Child love. This feeling is familiar to every person. For some reason, adult parents most often do not attach much importance to the suffering of their child. Everyone has a different attitude towards children's love. Someone is touched, others mock and annoyed by what the baby says and feels. However, you must first understand the child, because he sometimes suffers. At such moments, the support of parents is simply necessary for the baby.
Unexpected love for the first time catches a person not at school, as is commonly believed. Most often, the first time we fall in love is in kindergarten. This is the most carefree time. Boys in love give girls flowers, try to care for them in an adult way. When a child comes home, he excitedly tells how he spent the day in kindergarten, what he and his girlfriend did, what they played, and so on. Watching a boy or girl in love is very interesting. Moms and dads should pay due attention to the stories of their child, because he puts all his feelings into them. It happens that children's love is not mutual. Then the child is very worried and really suffering. If we consider a similar situation in more detail, then all the experiences of the child are much stronger than the adult person in love. Children are immediate; they all take too much to heart. There is no lie in the little world, a lot of honesty and innocence. If your babyβs love object rejects his feelings, you should explain to the child that this is nothing. Try to impress upon him that there are many more beautiful girls or boys in the kindergarten. Teach the child not to pay attention to the object of his unrequited love, convince him that in this case the girl or boy will soon turn his eyes to your child. Many parents claim that in such a case they advised their child to start caring for someone else, to make friends and communicate with other children. Such a move soon gave good results. Either the beloved little man of their baby paid attention to him, or the child fell in love again with the one who reciprocated with him.

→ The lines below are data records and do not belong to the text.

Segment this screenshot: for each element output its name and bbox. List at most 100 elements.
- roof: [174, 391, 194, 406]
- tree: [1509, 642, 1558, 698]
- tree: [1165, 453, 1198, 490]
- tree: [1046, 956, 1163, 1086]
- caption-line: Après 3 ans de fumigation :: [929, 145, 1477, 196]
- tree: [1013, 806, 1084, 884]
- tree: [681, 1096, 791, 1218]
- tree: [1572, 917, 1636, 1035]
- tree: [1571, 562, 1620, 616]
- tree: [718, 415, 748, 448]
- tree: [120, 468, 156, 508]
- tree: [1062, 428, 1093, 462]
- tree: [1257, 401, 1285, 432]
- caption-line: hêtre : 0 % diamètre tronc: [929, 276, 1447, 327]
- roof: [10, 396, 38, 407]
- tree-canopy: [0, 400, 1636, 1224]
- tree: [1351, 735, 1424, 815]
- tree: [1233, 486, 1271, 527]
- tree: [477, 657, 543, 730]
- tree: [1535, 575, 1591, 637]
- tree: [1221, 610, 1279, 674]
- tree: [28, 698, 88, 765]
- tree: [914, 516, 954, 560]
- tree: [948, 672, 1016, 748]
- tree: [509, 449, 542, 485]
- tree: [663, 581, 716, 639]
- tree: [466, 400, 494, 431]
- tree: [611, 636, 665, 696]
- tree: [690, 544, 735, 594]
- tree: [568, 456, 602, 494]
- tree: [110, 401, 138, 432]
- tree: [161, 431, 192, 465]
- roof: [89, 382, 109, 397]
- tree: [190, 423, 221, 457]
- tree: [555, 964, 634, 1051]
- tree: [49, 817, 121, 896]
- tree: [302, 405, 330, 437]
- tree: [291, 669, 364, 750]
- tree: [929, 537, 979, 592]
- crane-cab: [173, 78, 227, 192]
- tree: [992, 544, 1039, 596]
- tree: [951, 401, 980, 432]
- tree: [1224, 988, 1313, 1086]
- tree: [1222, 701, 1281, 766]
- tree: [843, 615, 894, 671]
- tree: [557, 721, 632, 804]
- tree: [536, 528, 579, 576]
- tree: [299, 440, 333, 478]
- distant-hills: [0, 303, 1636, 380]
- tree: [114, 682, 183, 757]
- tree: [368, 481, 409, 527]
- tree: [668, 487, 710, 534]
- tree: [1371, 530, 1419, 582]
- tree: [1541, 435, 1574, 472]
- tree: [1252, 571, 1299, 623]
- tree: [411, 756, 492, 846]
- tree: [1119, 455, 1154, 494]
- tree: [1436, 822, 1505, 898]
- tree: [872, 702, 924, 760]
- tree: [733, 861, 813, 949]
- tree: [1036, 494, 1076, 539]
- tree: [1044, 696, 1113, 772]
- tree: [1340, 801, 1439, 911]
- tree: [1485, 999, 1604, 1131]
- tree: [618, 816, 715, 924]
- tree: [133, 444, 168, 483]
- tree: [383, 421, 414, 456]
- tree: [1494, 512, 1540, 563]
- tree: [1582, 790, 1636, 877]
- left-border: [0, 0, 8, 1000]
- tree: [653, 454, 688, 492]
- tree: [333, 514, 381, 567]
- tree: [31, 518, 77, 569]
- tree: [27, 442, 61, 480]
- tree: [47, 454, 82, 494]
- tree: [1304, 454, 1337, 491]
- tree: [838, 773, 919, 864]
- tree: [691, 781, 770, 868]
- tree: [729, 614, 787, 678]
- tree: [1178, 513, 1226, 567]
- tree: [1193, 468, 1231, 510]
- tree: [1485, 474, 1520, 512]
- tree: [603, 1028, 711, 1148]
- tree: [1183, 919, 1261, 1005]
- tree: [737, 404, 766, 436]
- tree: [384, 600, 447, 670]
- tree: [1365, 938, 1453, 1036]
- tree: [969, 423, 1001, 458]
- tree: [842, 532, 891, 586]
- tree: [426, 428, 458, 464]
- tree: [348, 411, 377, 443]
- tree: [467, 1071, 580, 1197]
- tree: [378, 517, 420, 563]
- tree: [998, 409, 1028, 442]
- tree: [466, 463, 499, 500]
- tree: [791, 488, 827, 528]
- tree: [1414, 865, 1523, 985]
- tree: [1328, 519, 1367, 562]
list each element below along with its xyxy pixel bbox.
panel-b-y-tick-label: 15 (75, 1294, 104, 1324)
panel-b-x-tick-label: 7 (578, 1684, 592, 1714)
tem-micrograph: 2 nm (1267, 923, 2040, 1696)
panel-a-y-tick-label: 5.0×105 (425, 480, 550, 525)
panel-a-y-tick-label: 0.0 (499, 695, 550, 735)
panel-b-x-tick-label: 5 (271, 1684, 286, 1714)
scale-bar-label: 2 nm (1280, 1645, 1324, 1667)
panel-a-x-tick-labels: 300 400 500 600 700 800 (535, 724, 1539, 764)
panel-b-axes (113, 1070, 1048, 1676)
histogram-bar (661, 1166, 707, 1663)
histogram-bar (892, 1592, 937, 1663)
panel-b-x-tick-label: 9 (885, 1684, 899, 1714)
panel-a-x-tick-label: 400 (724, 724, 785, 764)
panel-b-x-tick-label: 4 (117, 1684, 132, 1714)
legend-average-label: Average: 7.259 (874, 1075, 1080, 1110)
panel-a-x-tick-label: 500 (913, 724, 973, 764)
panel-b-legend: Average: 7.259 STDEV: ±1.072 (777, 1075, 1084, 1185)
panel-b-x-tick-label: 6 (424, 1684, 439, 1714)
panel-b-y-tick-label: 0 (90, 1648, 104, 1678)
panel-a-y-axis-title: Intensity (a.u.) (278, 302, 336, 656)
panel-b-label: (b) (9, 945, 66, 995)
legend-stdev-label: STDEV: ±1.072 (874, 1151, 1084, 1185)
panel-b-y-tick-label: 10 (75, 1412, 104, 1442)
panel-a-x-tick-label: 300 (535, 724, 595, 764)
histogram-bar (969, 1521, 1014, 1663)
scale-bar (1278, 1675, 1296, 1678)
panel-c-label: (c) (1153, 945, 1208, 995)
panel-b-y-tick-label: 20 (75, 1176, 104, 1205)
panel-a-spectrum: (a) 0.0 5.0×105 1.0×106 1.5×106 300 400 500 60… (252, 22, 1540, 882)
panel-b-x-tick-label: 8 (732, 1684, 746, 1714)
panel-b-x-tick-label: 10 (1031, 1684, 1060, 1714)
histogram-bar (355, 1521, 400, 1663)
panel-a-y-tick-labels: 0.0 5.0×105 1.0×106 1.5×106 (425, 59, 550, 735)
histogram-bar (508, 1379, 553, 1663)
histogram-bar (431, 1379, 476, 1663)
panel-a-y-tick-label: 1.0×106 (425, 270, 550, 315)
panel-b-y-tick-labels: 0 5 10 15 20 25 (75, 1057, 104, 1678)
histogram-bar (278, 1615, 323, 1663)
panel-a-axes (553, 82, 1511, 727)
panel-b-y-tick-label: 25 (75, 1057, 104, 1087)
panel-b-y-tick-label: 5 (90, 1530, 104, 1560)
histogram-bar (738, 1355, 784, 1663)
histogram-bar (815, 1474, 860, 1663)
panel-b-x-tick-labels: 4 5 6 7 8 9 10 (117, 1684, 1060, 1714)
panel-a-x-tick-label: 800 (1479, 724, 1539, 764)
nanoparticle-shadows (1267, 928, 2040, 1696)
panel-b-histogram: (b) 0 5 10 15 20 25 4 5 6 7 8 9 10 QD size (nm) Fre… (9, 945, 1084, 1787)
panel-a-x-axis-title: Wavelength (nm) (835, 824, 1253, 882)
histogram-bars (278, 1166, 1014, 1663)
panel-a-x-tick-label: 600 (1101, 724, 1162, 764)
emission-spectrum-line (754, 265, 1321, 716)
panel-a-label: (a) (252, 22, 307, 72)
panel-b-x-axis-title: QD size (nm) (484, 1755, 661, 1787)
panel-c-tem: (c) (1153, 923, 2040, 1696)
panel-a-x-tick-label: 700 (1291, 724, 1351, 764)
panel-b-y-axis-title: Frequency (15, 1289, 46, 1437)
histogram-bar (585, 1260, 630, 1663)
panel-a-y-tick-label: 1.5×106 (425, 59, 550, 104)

Above is described childhood love at a very young age. However, a child may fall in love with elementary school, for example. The behavior of children aged seven to eleven years is very different from toddlers. The fact is that their love manifests itself in a completely different way. Boys pull braids of girls they like, push, and after school they see off home. If a girl, for example, rejects the friendship of a boy in love with her, the latter unfolds real hostilities against her. He does harm to her in every possible way, and can begin to spoil notebooks and other school supplies. Girls write notes to their beloved, put them in books without leaving a signature. In addition, the girls are trying in every possible way to help the boys who are behind in school, thus attracting their attention to their person. If you see that your child is worried about non-reciprocal love, try to explain to him that you need to take some other measures. Help your daughter or son choose a small gift for their lover. In this situation, do not give sharp and conflicting advice. Act gently, do not insist on anything. Just listen to your child, it will be much easier for him.
The most difficult childhood love comes in adolescence. This is the time of youthful maximalism. Young people and girls make a huge number of mistakes when they try to match the image of their loved ones. This period for parents becomes a real test of strength. Well, if love has come, and the chosen one of your child does not suit you, you canβt fight this choice. The best thing you can do in this situation is to bring your child closer to you, try to make friends with him in order to be aware of everything that happens in his life. Do not forbid your child to date a loved one. But subordination should be observed only if you are sure that your child is not in danger.